La fase delle reciproche presentazioni stava per arrivare e presi solo allora in considerazione il contenuto delle prime parole che avrei pronunciato.

“Piacere, Daniele”: troppo formale.

“Ciao, tesoro mio. Come stai?”: troppo informale.

“Mi sembra di conoscerti da sempre”: troppo romantico.

“Ciao”: troppo banale.

Stoppai quelle prove di recitazione mentale e decisi di affidarmi all’istinto nella speranza che tutto sarebbe stato naturale, fluido, spontaneo.

Quel lungo serpentone di scompartimenti finalmente si arrestò e, dopo qualche attimo, un fiumiciattolo di persone iniziò ad abbandonare i vagoni e a dirigersi verso lo spazio che stavo presidiando. Papà carichi come bestie da soma, mamme urlanti e bambini indemoniati, una volta giunti al termine di quel tragitto, si univano ai sudaticci parenti in trepidante attesa.

Una ragazza, molto simile alla descrizione presente nella mia memoria, iniziò a dirigersi verso di me. Le scarpe da ginnastica erano in effetti bianche, un paio di occhiali da sole occultavano il suo sguardo e intravedevo le bretelle di uno zainetto che poteva essere a forma di pera.

Ma per completare il quadro indiziario mancava il cappellino da baseball blu, solo e soltanto il cappellino da baseball blu.

I suoi riccioluti capelli neri infatti erano assolutamente liberi e saltuariamente mossi da qualche lieve spostamento d’aria.

“Ecco, sì”, mi dissi, “adesso rallenta il passo, recupera dalla tasca dello zainetto il cappellino da baseball e lo indossa mentre mi guarda dritto negli occhi. Un colpo di scena che avrà studiato nei minimi dettagli per fare colpo sulla mia immaginazione. È così, deve essere così”.

La ragazza invece continuò a camminare senza troppo slancio e si fermò a pochi metri dalla zona destinata a chi attendeva i passeggeri in arrivo. Iniziò a scandagliare con lo sguardo le fattezze dei presenti come se fosse alla ricerca di un volto familiare.

Fu allora che decisi di fare un paio di passi in avanti per rendere la mia sagoma corporea meglio identificabile rispetto al contesto che mi stava inglobando.
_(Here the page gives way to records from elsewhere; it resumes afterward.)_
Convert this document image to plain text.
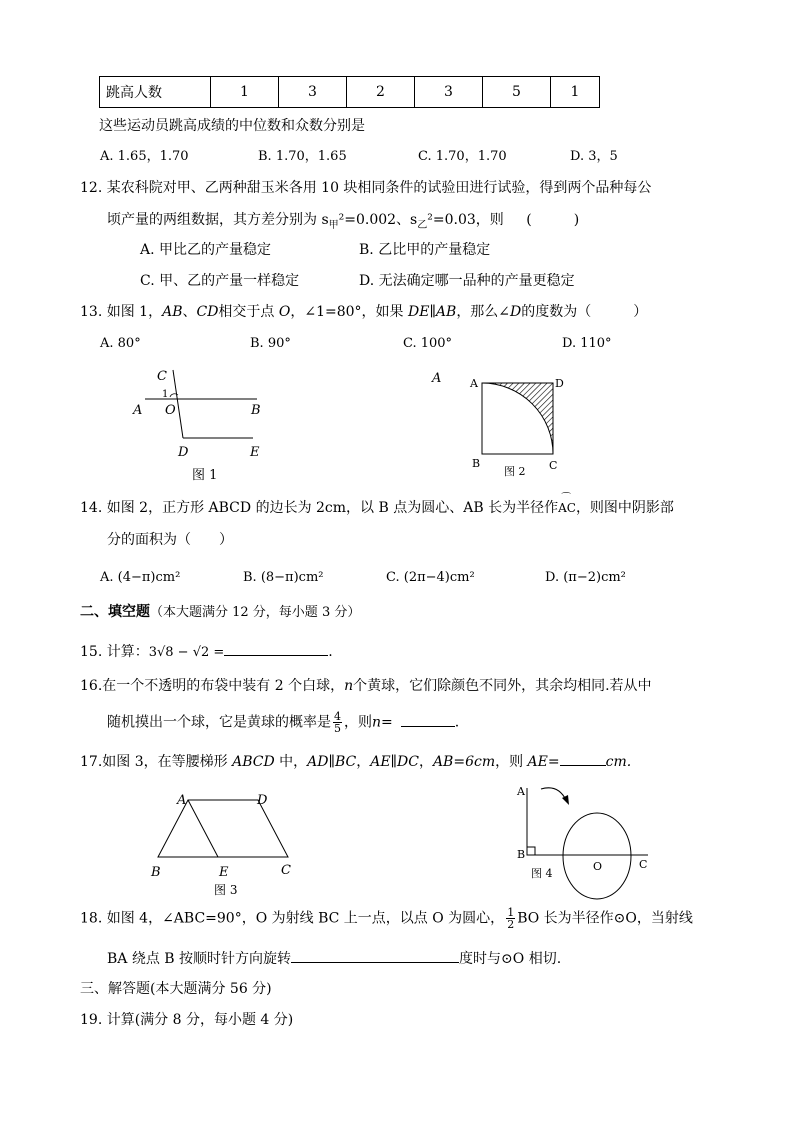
跳高人数	1	3	2	3	5	1
这些运动员跳高成绩的中位数和众数分别是
A. 1.65，1.70	B. 1.70，1.65	C. 1.70，1.70	D. 3，5
12. 某农科院对甲、乙两种甜玉米各用 10 块相同条件的试验田进行试验，得到两个品种每公
顷产量的两组数据，其方差分别为 $s_甲^2=0.002$、$s_乙^2=0.03$，则 (	)
A. 甲比乙的产量稳定	B. 乙比甲的产量稳定
C. 甲、乙的产量一样稳定	D. 无法确定哪一品种的产量更稳定
13. 如图 1，AB、CD相交于点 O，∠1=80°，如果 DE∥AB，那么∠D的度数为（	）
A. 80°	B. 90°	C. 100°	D. 110°
C
1
A O	B
D	E
图 1
A	A	D
B	C
图 2
14. 如图 2，正方形 ABCD 的边长为 2cm，以 B 点为圆心、AB 长为半径作
⌒
AC，则图中阴影部
分的面积为（　　）
A. (4−π)cm²	B. (8−π)cm²	C. (2π−4)cm²	D. (π−2)cm²
二、填空题（本大题满分 12 分，每小题 3 分）
15. 计算：3√8 − √2 =	.
16.在一个不透明的布袋中装有 2 个白球，n个黄球，它们除颜色不同外，其余均相同.若从中
随机摸出一个球，它是黄球的概率是 $\frac{4}{5}$ ，则n=	.
17.如图 3，在等腰梯形 ABCD 中，AD∥BC，AE∥DC，AB=6cm，则 AE=	cm.
A	D
B	E	C
图 3
A
B
O	C
图 4
18. 如图 4，∠ABC=90°，O 为射线 BC 上一点，以点 O 为圆心， $\frac{1}{2}$ BO 长为半径作⊙O，当射线
BA 绕点 B 按顺时针方向旋转	度时与⊙O 相切.
三、解答题(本大题满分 56 分)
19. 计算(满分 8 分，每小题 4 分)
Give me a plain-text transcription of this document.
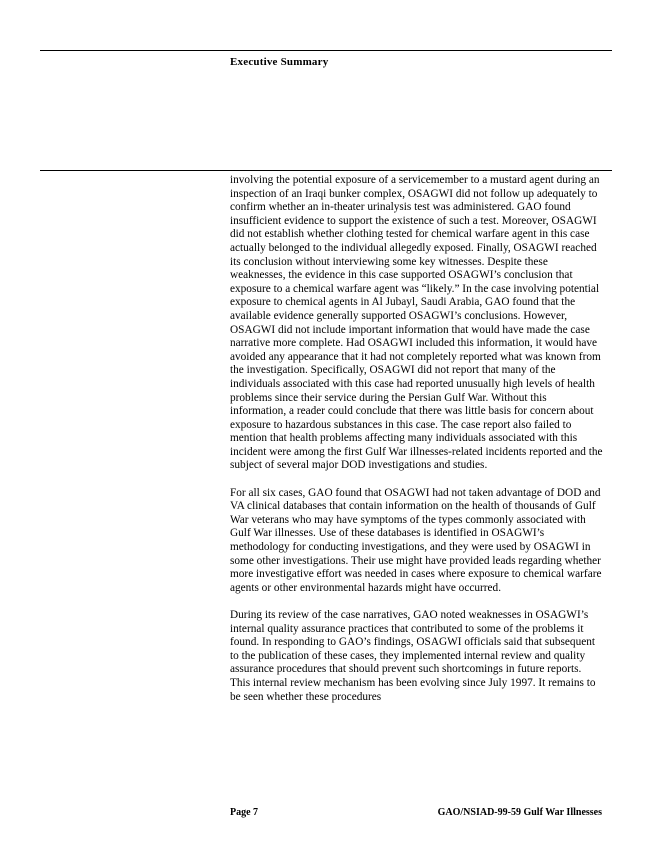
Executive Summary

involving the potential exposure of a servicemember to a mustard agent during an inspection of an Iraqi bunker complex, OSAGWI did not follow up adequately to confirm whether an in-theater urinalysis test was administered. GAO found insufficient evidence to support the existence of such a test. Moreover, OSAGWI did not establish whether clothing tested for chemical warfare agent in this case actually belonged to the individual allegedly exposed. Finally, OSAGWI reached its conclusion without interviewing some key witnesses. Despite these weaknesses, the evidence in this case supported OSAGWI’s conclusion that exposure to a chemical warfare agent was “likely.” In the case involving potential exposure to chemical agents in Al Jubayl, Saudi Arabia, GAO found that the available evidence generally supported OSAGWI’s conclusions. However, OSAGWI did not include important information that would have made the case narrative more complete. Had OSAGWI included this information, it would have avoided any appearance that it had not completely reported what was known from the investigation. Specifically, OSAGWI did not report that many of the individuals associated with this case had reported unusually high levels of health problems since their service during the Persian Gulf War. Without this information, a reader could conclude that there was little basis for concern about exposure to hazardous substances in this case. The case report also failed to mention that health problems affecting many individuals associated with this incident were among the first Gulf War illnesses-related incidents reported and the subject of several major DOD investigations and studies.

For all six cases, GAO found that OSAGWI had not taken advantage of DOD and VA clinical databases that contain information on the health of thousands of Gulf War veterans who may have symptoms of the types commonly associated with Gulf War illnesses. Use of these databases is identified in OSAGWI’s methodology for conducting investigations, and they were used by OSAGWI in some other investigations. Their use might have provided leads regarding whether more investigative effort was needed in cases where exposure to chemical warfare agents or other environmental hazards might have occurred.

During its review of the case narratives, GAO noted weaknesses in OSAGWI’s internal quality assurance practices that contributed to some of the problems it found. In responding to GAO’s findings, OSAGWI officials said that subsequent to the publication of these cases, they implemented internal review and quality assurance procedures that should prevent such shortcomings in future reports. This internal review mechanism has been evolving since July 1997. It remains to be seen whether these procedures

Page 7	GAO/NSIAD-99-59 Gulf War Illnesses
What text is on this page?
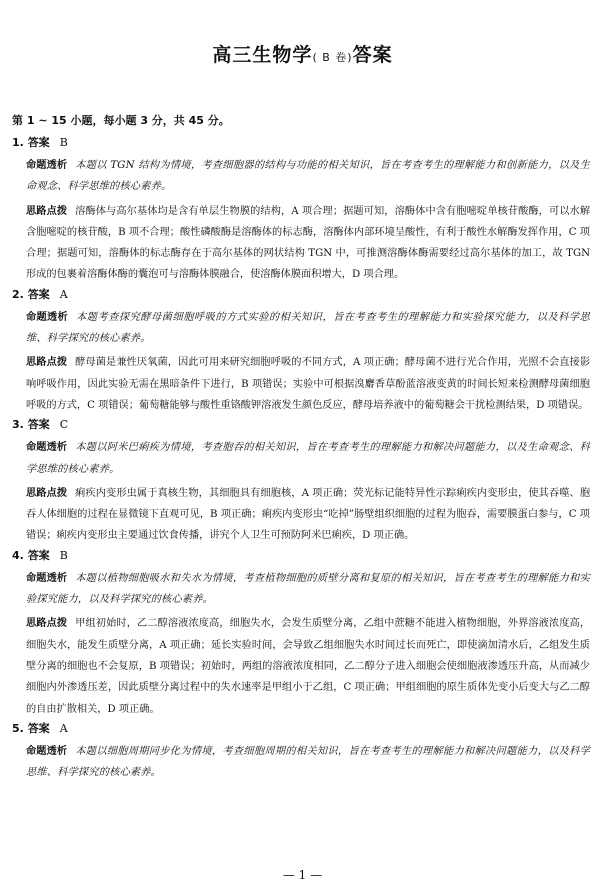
高三生物学( B 卷)答案
第 1 ~ 15 小题，每小题 3 分，共 45 分。
1. 答案 B
命题透析 本题以 TGN 结构为情境，考查细胞器的结构与功能的相关知识，旨在考查考生的理解能力和创新能力，以及生命观念、科学思维的核心素养。
思路点拨 溶酶体与高尔基体均是含有单层生物膜的结构，A 项合理；据题可知，溶酶体中含有胞嘧啶单核苷酸酶，可以水解含胞嘧啶的核苷酸，B 项不合理；酸性磷酸酶是溶酶体的标志酶，溶酶体内部环境呈酸性，有利于酸性水解酶发挥作用，C 项合理；据题可知，溶酶体的标志酶存在于高尔基体的网状结构 TGN 中，可推测溶酶体酶需要经过高尔基体的加工，故 TGN 形成的包裹着溶酶体酶的囊泡可与溶酶体膜融合，使溶酶体膜面积增大，D 项合理。
2. 答案 A
命题透析 本题考查探究酵母菌细胞呼吸的方式实验的相关知识，旨在考查考生的理解能力和实验探究能力，以及科学思维、科学探究的核心素养。
思路点拨 酵母菌是兼性厌氧菌，因此可用来研究细胞呼吸的不同方式，A 项正确；酵母菌不进行光合作用，光照不会直接影响呼吸作用，因此实验无需在黑暗条件下进行，B 项错误；实验中可根据溴麝香草酚蓝溶液变黄的时间长短来检测酵母菌细胞呼吸的方式，C 项错误；葡萄糖能够与酸性重铬酸钾溶液发生颜色反应，酵母培养液中的葡萄糖会干扰检测结果，D 项错误。
3. 答案 C
命题透析 本题以阿米巴痢疾为情境，考查胞吞的相关知识，旨在考查考生的理解能力和解决问题能力，以及生命观念、科学思维的核心素养。
思路点拨 痢疾内变形虫属于真核生物，其细胞具有细胞核，A 项正确；荧光标记能特异性示踪痢疾内变形虫，使其吞噬、胞吞人体细胞的过程在显微镜下直观可见，B 项正确；痢疾内变形虫“吃掉”肠壁组织细胞的过程为胞吞，需要膜蛋白参与，C 项错误；痢疾内变形虫主要通过饮食传播，讲究个人卫生可预防阿米巴痢疾，D 项正确。
4. 答案 B
命题透析 本题以植物细胞吸水和失水为情境，考查植物细胞的质壁分离和复原的相关知识，旨在考查考生的理解能力和实验探究能力，以及科学探究的核心素养。
思路点拨 甲组初始时，乙二醇溶液浓度高，细胞失水，会发生质壁分离，乙组中蔗糖不能进入植物细胞，外界溶液浓度高，细胞失水，能发生质壁分离，A 项正确；延长实验时间，会导致乙组细胞失水时间过长而死亡，即使滴加清水后，乙组发生质壁分离的细胞也不会复原，B 项错误；初始时，两组的溶液浓度相同，乙二醇分子进入细胞会使细胞液渗透压升高，从而减少细胞内外渗透压差，因此质壁分离过程中的失水速率是甲组小于乙组，C 项正确；甲组细胞的原生质体先变小后变大与乙二醇的自由扩散相关，D 项正确。
5. 答案 A
命题透析 本题以细胞周期同步化为情境，考查细胞周期的相关知识，旨在考查考生的理解能力和解决问题能力，以及科学思维、科学探究的核心素养。
— 1 —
Marzia sapeva quale sarebbe stato il mio abbigliamento e non si sarebbe di certo basata per riconoscermi sulla foto, seppur autentica, che avevo inserito su Facebook, un piano americano che mi ritraeva da una certa distanza.

Avevo accolto con un sorriso il suo commento su quello che sarebbe stato il mio aspetto quando ci saremmo finalmente incontrati.

“...non avrai un po’ caldo con la giacca? Potresti scioglierti come un ghiacciolo all’equatore e mi costringeresti a raccoglierti con un cucchiaino. Non so se avrei la pazienza necessaria per ricomporti interamente. SCHERZO NATURALMENTE!!!”.

Quei tre punti esclamativi, in conclusione di frase, erano un leit motiv semantico che, mi aveva spiegato, poteva essere traducibile con un “estremamente importante”.

Ripensando a quelle parole dovetti ammettere che quella presa in giro sul mio look non era proprio campata in aria. Le mie ascelle iniziavano infatti a sudare copiosamente, inumidendo anche la maglietta che le separava dal contatto con la camicia.

La brunetta si avvicinò ulteriormente.

Io innalzai il mazzo di rose all’altezza del mio viso.

La brunetta abbozzò un mieloso sorriso e aprì la tasca dello zainetto.

Io iniziai a sentirmi finalmente giunto al traguardo e allargai le braccia.

La brunetta recuperò un pacchettino regalo da quella fessura e iniziò a correre.

Io non mi tirai indietro e iniziai a sorriderle.

La brunetta proseguì la propria corsa al di là del mio spazio vitale.

Io rimasi immobile, impietrito.

La brunetta abbracciò quello che doveva essere il suo fidanzato.

Quella scena poteva apparire, agli occhi di un osservatore esterno, assolutamente patetica, un condensato di pura illusione che mi fece sentire lo stupido protagonista di uno sketch comico.

Mancava solo il suono artificioso delle risate fuoricampo a sentenziare la riuscita di quel divertente siparietto goliardico.

Dopo quella figuraccia decisi che non mi sarei mosso dal metro quadrato che ospitava i miei arti inferiori sino all’istante in cui non fossi stato certo di essere faccia a faccia con Bambi.

Decine di persone continuarono ad attraversare il mio campo visivo. Ignorai soprattutto gli uomini di tutte le età, le donne troppo mature e quelle troppo giovani, concentrando la mia attenzione soprattutto su un target femminile composto da coloro che parevano avere dai venticinque ai trentacinque anni.